City Developments Ltd, Singapore’s second-largest developer, may seek to buy offices this year as rising interest rates makes such assets cheaper worldwide.
“We are coming into a very good time for acquisitions,” Grant Kelley, chief executive officer of City Developments, said in an interview in Singapore.
“The long-term trend line for assets for the next 12 to 24 months could be deflationary because I believe as interest rates go up fixed income will become more attractive and maybe liquidity will drain from real estate assets a little bit.”

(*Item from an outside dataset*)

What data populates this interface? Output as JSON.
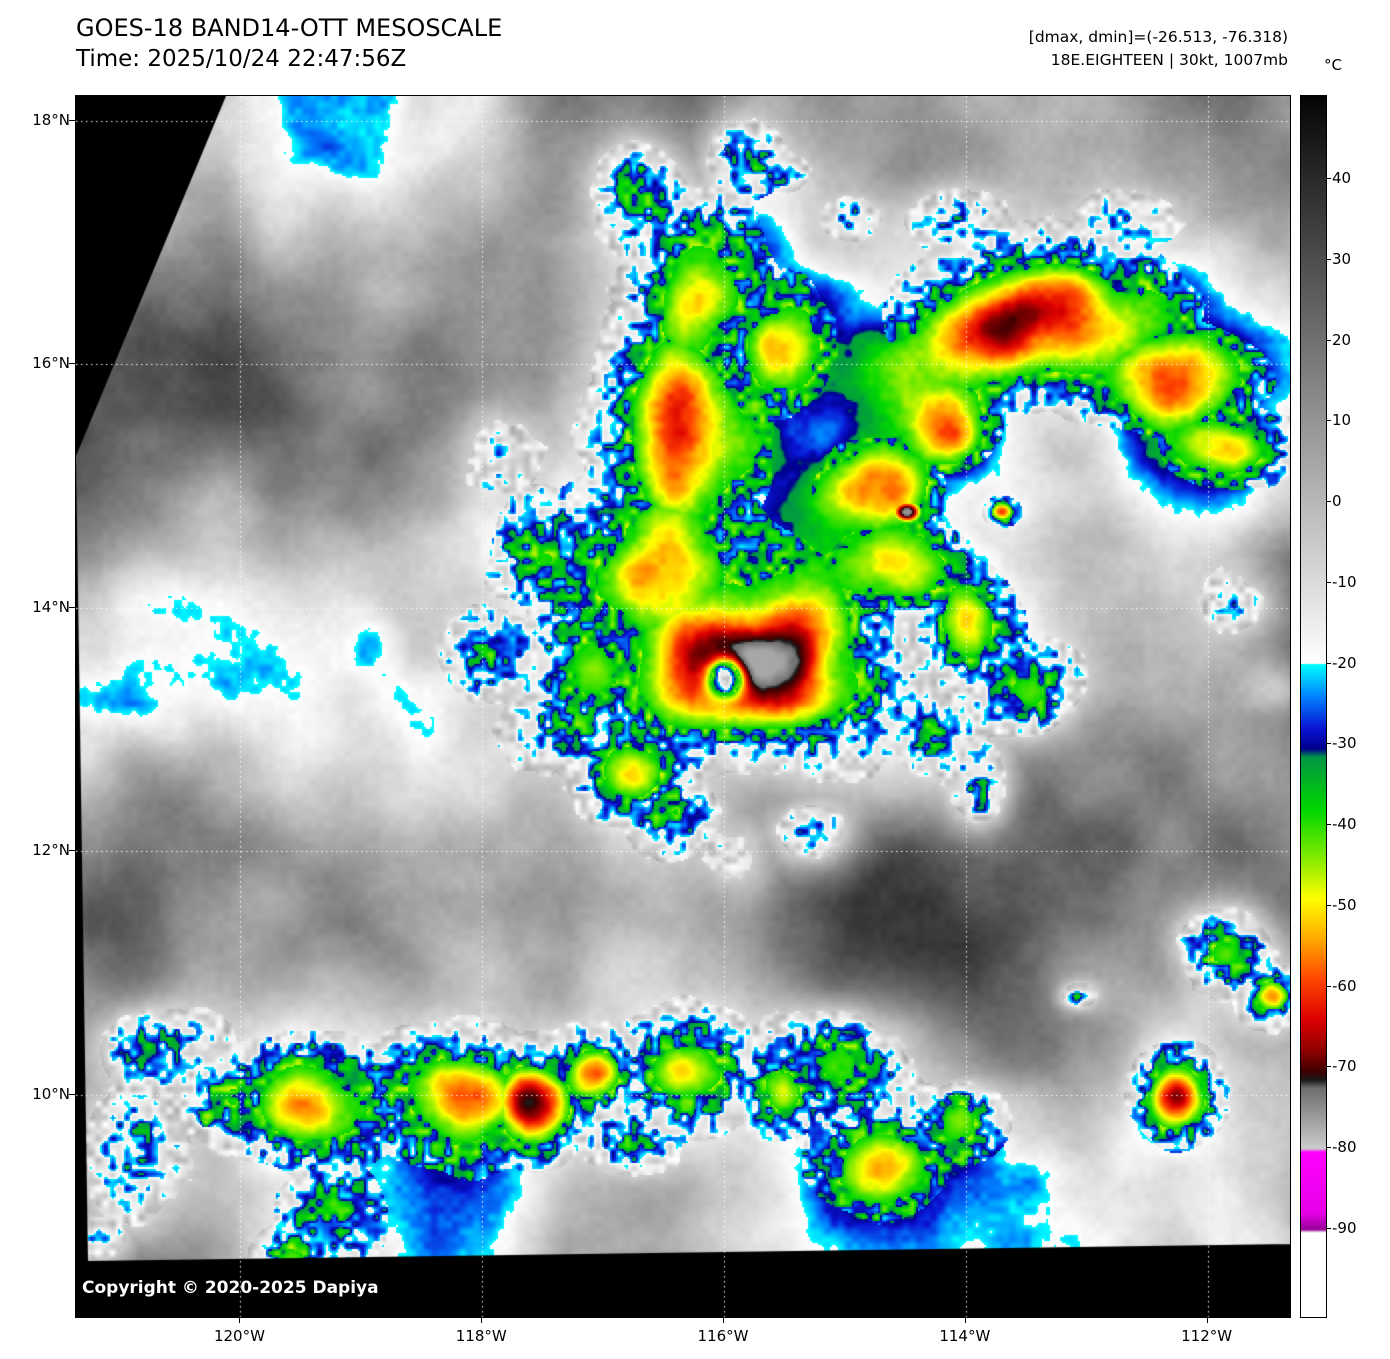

City Developments, run by billionaire Kwek Leng Beng, has been diversifying outside Singapore after government curbs crimped demand at home. The firm has invested more in residential and hotel properties over the last couple of years, although that may change if commercial assets come up for sale at discounted prices this year or in early 2017, Mr Kelley said.
Market volatility has increased the appeal of property as an investment, even as an uncertain global economic outlook crimps the price buyers are willing to shell out. Global real estate investors are expected to plow more than US$1 trillion into the property market this year, a 6 per cent increase from 2015, according to a CBRE Global Investor Intentions Survey released in March.
City Developments will focus on five markets as part of its diversification, including China, Australia, Japan, the US and the UK, Mr Kelley said. The company has said it will meet its target of investing S$5 billion in overseas markets by 2018.
The developer reported a 14 per cent decline in profit to S$105.3 million for the quarter ended March 31, while revenue slid 11 per cent to S$723.3 million. It is expanding its fund-management platform and has completed two deals valued at S$2.6 billion since December 2014, the company said.
It is on target to grow fund assets under management to S$5 billion by 2018, Mr Kelley said, reiterating the company’s stated target.
City Development shares rose 1.5 per cent to S$8.26 at 10:44 am in Singapore trading, bringing the year’s gains to 8.4 per cent. The benchmark Straits Times Index has declined 3.6 per cent this year.
Mr Kelley said the developer is “aggressively” working on two joint-venture deals, similar to ones it undertook in the last couple of years, where it packaged some properties and sold stakes to help it free up cash, but will only seal them if the pricing is right.
It partnered with Blackstone Group LP and CIMB Bank Bhd in 2014 for S$1.5 billion of “profit participation securities” that invested in the cash flows of its luxury properties in Sentosa Cove. Last year, it bundled three office properties in the city-state and did a similar deal with Alpha Investment Partners valued at S$1.1 billion.
“We want to do more, but the asset market is coming down,” Mr Kelley said.
Even though income-yielding assets such as offices grew expensive after being sought by sovereign wealth funds as bond yields tumbled, they are expected to become cheaper when rates rise and funds divert money back to government debt for better risk-free returns, he said.
“This is a market to be an asset acquirer not an asset disposer,” Mr Kelley said.